There’s a chart, near the front of Alberta’s 2020 budget, that compares the province’s program spending to averages of Ontario, Quebec and British Columbia. It’s tracked higher by about $2,000 per person for more than a decade, but bends down in the new, Jason Kenney-led era until the lines are projected to meet in the 2022-2023 fiscal year, at around $12,350 per capita.
O, glorious future the budget foretells! When Alberta is not only supposed to balance its budget, but it also falls into line on spending with the other big provinces. Alberta exceptionalism, gone at last.
Hold on a second, you might say, if you’ve been following Alberta politics for the last, oh, two generations. The province of extreme flatness (prairie) and bumpiness (Rockies) has long fancied itself the rightful owner of all the superlative boasts: largest economy, highest incomes, lowest tax rates, and—though sometimes Conservative leaders were too bashful to talk about it—the richest and most generous public sector, with competitive pay for doctors, nurses and teachers struggling to keep up with the petroleum engineer and pipefitter Joneses.
Five years after the oil boom came crashing down, those superlatives remain in place. The province is still more prosperous in basically every respect, even if the gaps have narrowed, while Kenney’s Conservatives bank on their promise of economic recovery to further extend Alberta’s dominance. But that whole plan only works, this government has decided, if the province’s public sector is knocked back down to the middle of the pack.
“Alberta can no longer afford to be an outlier in the nation,” Finance Minister Travis Toews said in his budget speech, but he was referring to the public sector’s size and compensation. His fiscal plan does similar griping about overall health spending relative to others, and post-secondary grants per student; it points out to potentially ungrateful seniors and Albertans with disabilities that, while their benefits no longer keep pace with inflation, they are tops, or almost, tops in Canada.
Politicians—at least the ones without tin ears—don’t dare try to comfort frustrated Albertans by saying they should be happy their average incomes are still the highest in Confederation. Those who’ve lost six-figure oil patch jobs and have had to settle for lower (yet still above-average) incomes must nevertheless must make difficult changes, downsizing their lives to the new reality.
So it is, too, for households who have suffered cuts to Canada’s most generous seniors’ drug program in Kenney’s budget last fall. Or people who will lose subsidies for wheelchairs or orthopaedic supports in a fresh cut to Alberta’s “special needs” grants for seniors. The government rationalizes this because that “is a unique program, with no comparable programs in other Canadian jurisdictions.” But it’s the sort of spending Alberta was long proud to be able to provide. This government insists it can no longer support such funding, with natural resource royalties still down substantially from five years ago. A conveniently commissioned blue-ribbon report last fall—which disparagingly compared Alberta’s spending levels to those in less wealthy jurisdictions—also argued that the province’s largesse doesn’t always produce best-in-class results.

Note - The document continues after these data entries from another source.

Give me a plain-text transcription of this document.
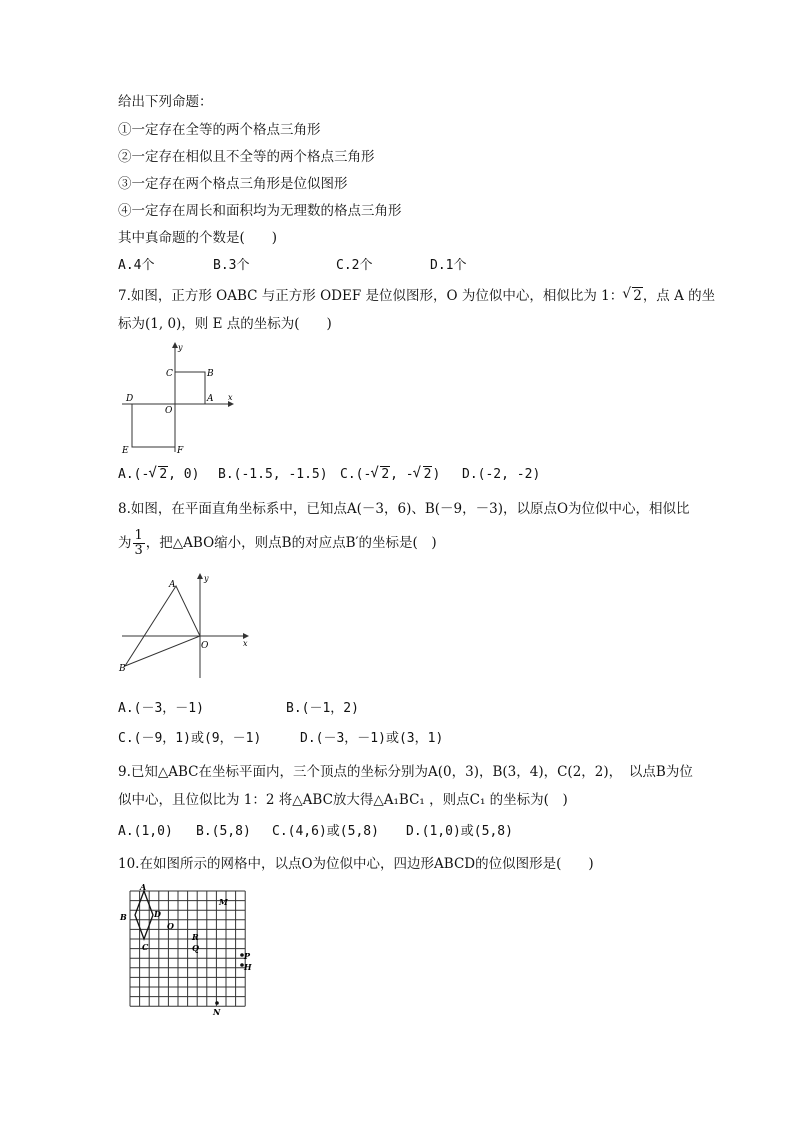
给出下列命题：
①一定存在全等的两个格点三角形
②一定存在相似且不全等的两个格点三角形
③一定存在两个格点三角形是位似图形
④一定存在周长和面积均为无理数的格点三角形
其中真命题的个数是(　　)
A.4个	B.3个	C.2个	D.1个
7.如图，正方形 OABC 与正方形 ODEF 是位似图形，O 为位似中心，相似比为 1： √ 2，点 A 的坐
标为(1, 0)，则 E 点的坐标为(　　)
y
x
C	B
D
O
A
E	F
A.(- √ 2, 0) B.(-1.5, -1.5) C.(- √ 2, - √ 2) D.(-2, -2)
8.如图，在平面直角坐标系中，已知点A(－3，6)、B(－9，－3)，以原点O为位似中心，相似比
为 $\frac{1}{3}$ ，把△ABO缩小，则点B的对应点B′的坐标是(　)
y
x
A
B
O
A.(－3，－1)	B.(－1，2)
C.(－9，1)或(9，－1)	D.(－3，－1)或(3，1)
9.已知△ABC在坐标平面内，三个顶点的坐标分别为A(0，3)，B(3，4)，C(2，2)，　以点B为位
似中心，且位似比为 1：2 将△ABC放大得△A₁BC₁ ，则点C₁ 的坐标为(　)
A.(1,0) B.(5,8) C.(4,6)或(5,8) D.(1,0)或(5,8)
10.在如图所示的网格中，以点O为位似中心，四边形ABCD的位似图形是(　　)
A
B
C
D
O
M
R
Q
P
H
N
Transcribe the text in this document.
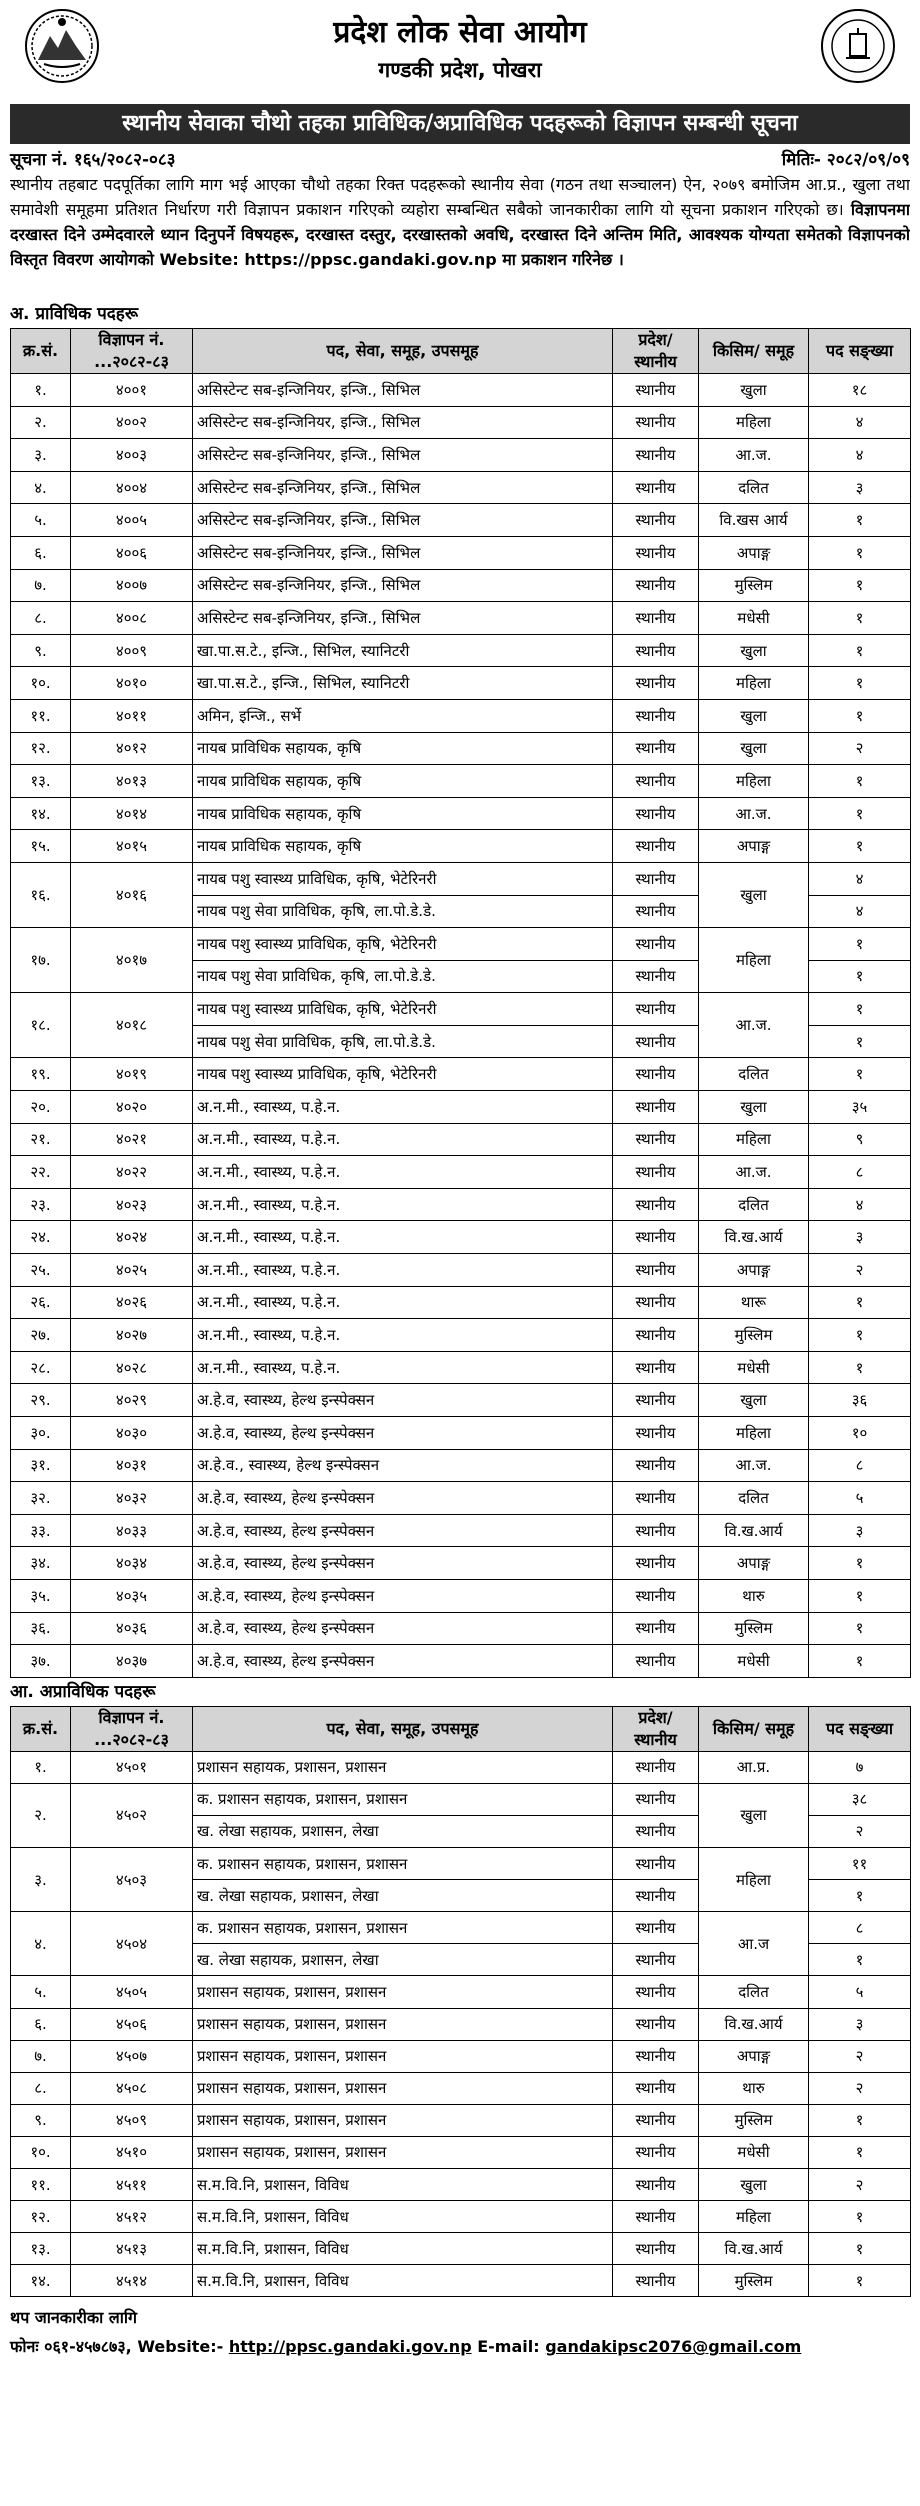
प्रदेश लोक सेवा आयोग
गण्डकी प्रदेश, पोखरा
स्थानीय सेवाका चौथो तहका प्राविधिक/अप्राविधिक पदहरूको विज्ञापन सम्बन्धी सूचना
सूचना नं. १६५/२०८२-०८३	मितिः- २०८२/०९/०९
स्थानीय तहबाट पदपूर्तिका लागि माग भई आएका चौथो तहका रिक्त पदहरूको स्थानीय सेवा (गठन तथा सञ्चालन) ऐन, २०७९ बमोजिम आ.प्र., खुला तथा समावेशी समूहमा प्रतिशत निर्धारण गरी विज्ञापन प्रकाशन गरिएको व्यहोरा सम्बन्धित सबैको जानकारीका लागि यो सूचना प्रकाशन गरिएको छ। विज्ञापनमा दरखास्त दिने उम्मेदवारले ध्यान दिनुपर्ने विषयहरू, दरखास्त दस्तुर, दरखास्तको अवधि, दरखास्त दिने अन्तिम मिति, आवश्यक योग्यता समेतको विज्ञापनको विस्तृत विवरण आयोगको Website: https://ppsc.gandaki.gov.np मा प्रकाशन गरिनेछ ।
अ. प्राविधिक पदहरू
क्र.सं.	विज्ञापन नं. ...२०८२-८३	पद, सेवा, समूह, उपसमूह	प्रदेश/ स्थानीय	किसिम/ समूह	पद सङ्ख्या
१.	४००१	असिस्टेन्ट सब-इन्जिनियर, इन्जि., सिभिल	स्थानीय	खुला	१८
२.	४००२	असिस्टेन्ट सब-इन्जिनियर, इन्जि., सिभिल	स्थानीय	महिला	४
३.	४००३	असिस्टेन्ट सब-इन्जिनियर, इन्जि., सिभिल	स्थानीय	आ.ज.	४
४.	४००४	असिस्टेन्ट सब-इन्जिनियर, इन्जि., सिभिल	स्थानीय	दलित	३
५.	४००५	असिस्टेन्ट सब-इन्जिनियर, इन्जि., सिभिल	स्थानीय	वि.खस आर्य	१
६.	४००६	असिस्टेन्ट सब-इन्जिनियर, इन्जि., सिभिल	स्थानीय	अपाङ्ग	१
७.	४००७	असिस्टेन्ट सब-इन्जिनियर, इन्जि., सिभिल	स्थानीय	मुस्लिम	१
८.	४००८	असिस्टेन्ट सब-इन्जिनियर, इन्जि., सिभिल	स्थानीय	मधेसी	१
९.	४००९	खा.पा.स.टे., इन्जि., सिभिल, स्यानिटरी	स्थानीय	खुला	१
१०.	४०१०	खा.पा.स.टे., इन्जि., सिभिल, स्यानिटरी	स्थानीय	महिला	१
११.	४०११	अमिन, इन्जि., सर्भे	स्थानीय	खुला	१
१२.	४०१२	नायब प्राविधिक सहायक, कृषि	स्थानीय	खुला	२
१३.	४०१३	नायब प्राविधिक सहायक, कृषि	स्थानीय	महिला	१
१४.	४०१४	नायब प्राविधिक सहायक, कृषि	स्थानीय	आ.ज.	१
१५.	४०१५	नायब प्राविधिक सहायक, कृषि	स्थानीय	अपाङ्ग	१
१६.	४०१६	नायब पशु स्वास्थ्य प्राविधिक, कृषि, भेटेरिनरी	स्थानीय	खुला	४
		नायब पशु सेवा प्राविधिक, कृषि, ला.पो.डे.डे.	स्थानीय		४
१७.	४०१७	नायब पशु स्वास्थ्य प्राविधिक, कृषि, भेटेरिनरी	स्थानीय	महिला	१
		नायब पशु सेवा प्राविधिक, कृषि, ला.पो.डे.डे.	स्थानीय		१
१८.	४०१८	नायब पशु स्वास्थ्य प्राविधिक, कृषि, भेटेरिनरी	स्थानीय	आ.ज.	१
		नायब पशु सेवा प्राविधिक, कृषि, ला.पो.डे.डे.	स्थानीय		१
१९.	४०१९	नायब पशु स्वास्थ्य प्राविधिक, कृषि, भेटेरिनरी	स्थानीय	दलित	१
२०.	४०२०	अ.न.मी., स्वास्थ्य, प.हे.न.	स्थानीय	खुला	३५
२१.	४०२१	अ.न.मी., स्वास्थ्य, प.हे.न.	स्थानीय	महिला	९
२२.	४०२२	अ.न.मी., स्वास्थ्य, प.हे.न.	स्थानीय	आ.ज.	८
२३.	४०२३	अ.न.मी., स्वास्थ्य, प.हे.न.	स्थानीय	दलित	४
२४.	४०२४	अ.न.मी., स्वास्थ्य, प.हे.न.	स्थानीय	वि.ख.आर्य	३
२५.	४०२५	अ.न.मी., स्वास्थ्य, प.हे.न.	स्थानीय	अपाङ्ग	२
२६.	४०२६	अ.न.मी., स्वास्थ्य, प.हे.न.	स्थानीय	थारू	१
२७.	४०२७	अ.न.मी., स्वास्थ्य, प.हे.न.	स्थानीय	मुस्लिम	१
२८.	४०२८	अ.न.मी., स्वास्थ्य, प.हे.न.	स्थानीय	मधेसी	१
२९.	४०२९	अ.हे.व, स्वास्थ्य, हेल्थ इन्स्पेक्सन	स्थानीय	खुला	३६
३०.	४०३०	अ.हे.व, स्वास्थ्य, हेल्थ इन्स्पेक्सन	स्थानीय	महिला	१०
३१.	४०३१	अ.हे.व., स्वास्थ्य, हेल्थ इन्स्पेक्सन	स्थानीय	आ.ज.	८
३२.	४०३२	अ.हे.व, स्वास्थ्य, हेल्थ इन्स्पेक्सन	स्थानीय	दलित	५
३३.	४०३३	अ.हे.व, स्वास्थ्य, हेल्थ इन्स्पेक्सन	स्थानीय	वि.ख.आर्य	३
३४.	४०३४	अ.हे.व, स्वास्थ्य, हेल्थ इन्स्पेक्सन	स्थानीय	अपाङ्ग	१
३५.	४०३५	अ.हे.व, स्वास्थ्य, हेल्थ इन्स्पेक्सन	स्थानीय	थारु	१
३६.	४०३६	अ.हे.व, स्वास्थ्य, हेल्थ इन्स्पेक्सन	स्थानीय	मुस्लिम	१
३७.	४०३७	अ.हे.व, स्वास्थ्य, हेल्थ इन्स्पेक्सन	स्थानीय	मधेसी	१
आ. अप्राविधिक पदहरू
क्र.सं.	विज्ञापन नं. ...२०८२-८३	पद, सेवा, समूह, उपसमूह	प्रदेश/ स्थानीय	किसिम/ समूह	पद सङ्ख्या
१.	४५०१	प्रशासन सहायक, प्रशासन, प्रशासन	स्थानीय	आ.प्र.	७
२.	४५०२	क. प्रशासन सहायक, प्रशासन, प्रशासन	स्थानीय	खुला	३८
		ख. लेखा सहायक, प्रशासन, लेखा	स्थानीय		२
३.	४५०३	क. प्रशासन सहायक, प्रशासन, प्रशासन	स्थानीय	महिला	११
		ख. लेखा सहायक, प्रशासन, लेखा	स्थानीय		१
४.	४५०४	क. प्रशासन सहायक, प्रशासन, प्रशासन	स्थानीय	आ.ज	८
		ख. लेखा सहायक, प्रशासन, लेखा	स्थानीय		१
५.	४५०५	प्रशासन सहायक, प्रशासन, प्रशासन	स्थानीय	दलित	५
६.	४५०६	प्रशासन सहायक, प्रशासन, प्रशासन	स्थानीय	वि.ख.आर्य	३
७.	४५०७	प्रशासन सहायक, प्रशासन, प्रशासन	स्थानीय	अपाङ्ग	२
८.	४५०८	प्रशासन सहायक, प्रशासन, प्रशासन	स्थानीय	थारु	२
९.	४५०९	प्रशासन सहायक, प्रशासन, प्रशासन	स्थानीय	मुस्लिम	१
१०.	४५१०	प्रशासन सहायक, प्रशासन, प्रशासन	स्थानीय	मधेसी	१
११.	४५११	स.म.वि.नि, प्रशासन, विविध	स्थानीय	खुला	२
१२.	४५१२	स.म.वि.नि, प्रशासन, विविध	स्थानीय	महिला	१
१३.	४५१३	स.म.वि.नि, प्रशासन, विविध	स्थानीय	वि.ख.आर्य	१
१४.	४५१४	स.म.वि.नि, प्रशासन, विविध	स्थानीय	मुस्लिम	१
थप जानकारीका लागि
फोनः ०६१-४५७८७३, Website:- http://ppsc.gandaki.gov.np E-mail: gandakipsc2076@gmail.com
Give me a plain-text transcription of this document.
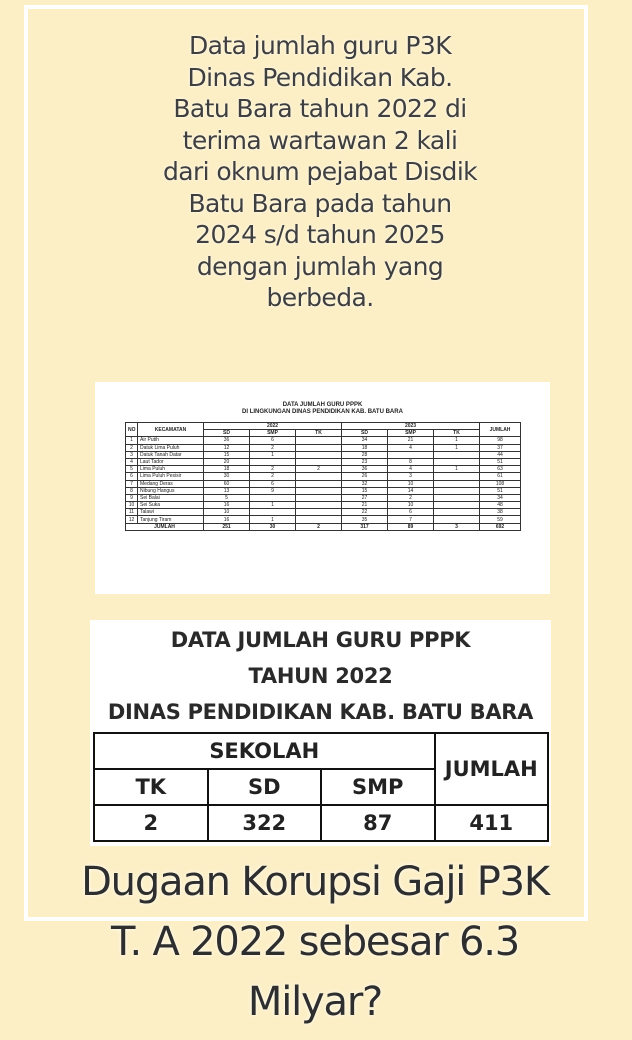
Data jumlah guru P3K
Dinas Pendidikan Kab.
Batu Bara tahun 2022 di
terima wartawan 2 kali
dari oknum pejabat Disdik
Batu Bara pada tahun
2024 s/d tahun 2025
dengan jumlah yang
berbeda.
DATA JUMLAH GURU PPPK
DI LINGKUNGAN DINAS PENDIDIKAN KAB. BATU BARA
NO	KECAMATAN	2022			2023			JUMLAH
		SD	SMP	TK	SD	SMP	TK	
1	Air Putih	36	6		34	21	1	98
2	Datuk Lima Puluh	12	2		18	4	1	37
3	Datuk Tanah Datar	15	1		28			44
4	Laut Tador	20			23	8		51
5	Lima Puluh	18	2	2	36	4	1	63
6	Lima Puluh Pesisir	30	2		26	3		61
7	Medang Deras	60	6		32	10		108
8	Nibung Hangus	13	9		15	14		51
9	Sei Balai	5			27	2		34
10	Sei Suka	16	1		21	10		48
11	Talawi	10			22	6		38
12	Tanjung Tiram	16	1		35	7		59
JUMLAH		251	30	2	317	89	3	692
DATA JUMLAH GURU PPPK
TAHUN 2022
DINAS PENDIDIKAN KAB. BATU BARA
SEKOLAH			JUMLAH
TK	SD	SMP	
2	322	87	411
Dugaan Korupsi Gaji P3K
T. A 2022 sebesar 6.3
Milyar?
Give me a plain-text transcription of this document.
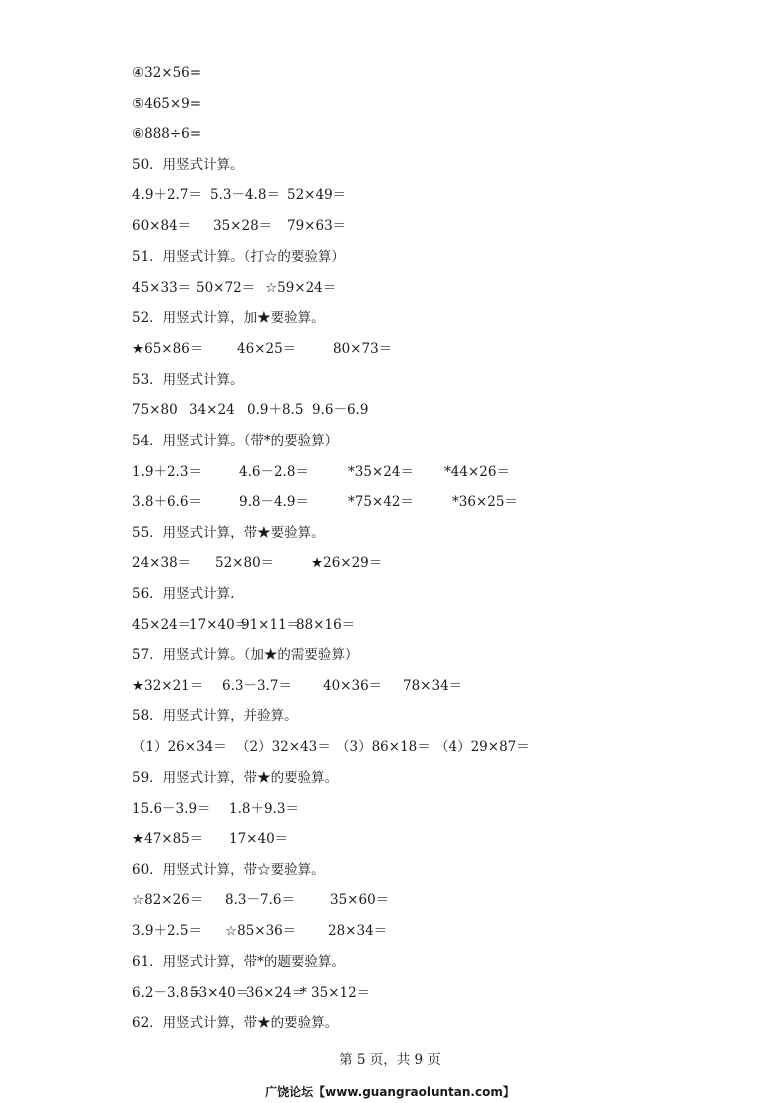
④32×56=
⑤465×9=
⑥888÷6=
50．用竖式计算。
4.9＋2.7＝ 5.3－4.8＝ 52×49＝
60×84＝ 35×28＝ 79×63＝
51．用竖式计算。（打☆的要验算）
45×33＝ 50×72＝ ☆59×24＝
52．用竖式计算，加★要验算。
★65×86＝ 46×25＝	80×73＝
53．用竖式计算。
75×80 34×24 0.9＋8.5 9.6－6.9
54．用竖式计算。（带*的要验算）
1.9＋2.3＝	4.6－2.8＝	*35×24＝ *44×26＝
3.8＋6.6＝	9.8－4.9＝	*75×42＝	*36×25＝
55．用竖式计算，带★要验算。
24×38＝ 52×80＝	★26×29＝
56．用竖式计算.
45×24＝
17×40＝
91×11＝
88×16＝
57．用竖式计算。（加★的需要验算）
★32×21＝ 6.3－3.7＝ 40×36＝ 78×34＝
58．用竖式计算，并验算。
（1）26×34＝ （2）32×43＝ （3）86×18＝ （4）29×87＝
59．用竖式计算，带★的要验算。
15.6－3.9＝ 1.8＋9.3＝
★47×85＝ 17×40＝
60．用竖式计算，带☆要验算。
☆82×26＝ 8.3－7.6＝	35×60＝
3.9＋2.5＝ ☆85×36＝ 28×34＝
61．用竖式计算，带*的题要验算。
6.2－3.8＝
53×40＝
36×24＝
* 35×12＝
62．用竖式计算，带★的要验算。
第 5 页，共 9 页
广饶论坛【www.guangraoluntan.com】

Alberta will eliminate another 1,400 public sector jobs this year, its master agreement with doctors has been unilaterally ripped up and redrafted in much leaner terms. And there is no money set aside to give unionized staff pay increases—even while the budget optimistically projects steady growth in average weekly wages overall for the first time since pre-bust days. In this respect, Alberta’s leaders have concluded, the best is no longer the aspiration. “We would be spending $10.4 billion less every year if our per capita spending simply matched the average of British Columbia, Ontario and Quebec,” Toews’s speech states.
But wait. Isn’t there another side of a budgetary ledger? Ah, yes. According to another chart in the document, Alberta would reap at least $14.4 billion in extra income if its tax rates and programs matched those of Ontario, the second-least-taxed province in Canada. It would have $22.9 billion more if it had Quebec-level taxes. This chart is titled “Alberta’s tax advantage.” The province is on a multi-year plan to slash its corporate tax rate to eight per cent, several points below any other province’s, foregoing extra spending room and instead hoping the discount stokes more private-sector investment.
Then there’s an odd and previously unheard-of page in the budget called “Who Pays Alberta’s Personal Taxes,” which notes how much of the burden is carried by Alberta’s wealthiest—an unsubtle suggestion the Conservatives are seriously eyeing tax cuts for the rich.
A premier and their cabinet are free to choose what sort of exceptionalism they want. Alberta governments used to want it all, but Rachel Notley’s NDP was willing to cede the advantage on taxes, and Kenney is throwing in the towel on the greatness of Alberta’s services. The thing is, Albertans may still want it all. Receiving average—or average-priced—services means asking them to accept less than they’re used to. And scraping toward balanced budgets on the spending side will ultimately mean scraping away quality.
Selling Albertans on the average, not the exceptional: have fun with that, Conservatives.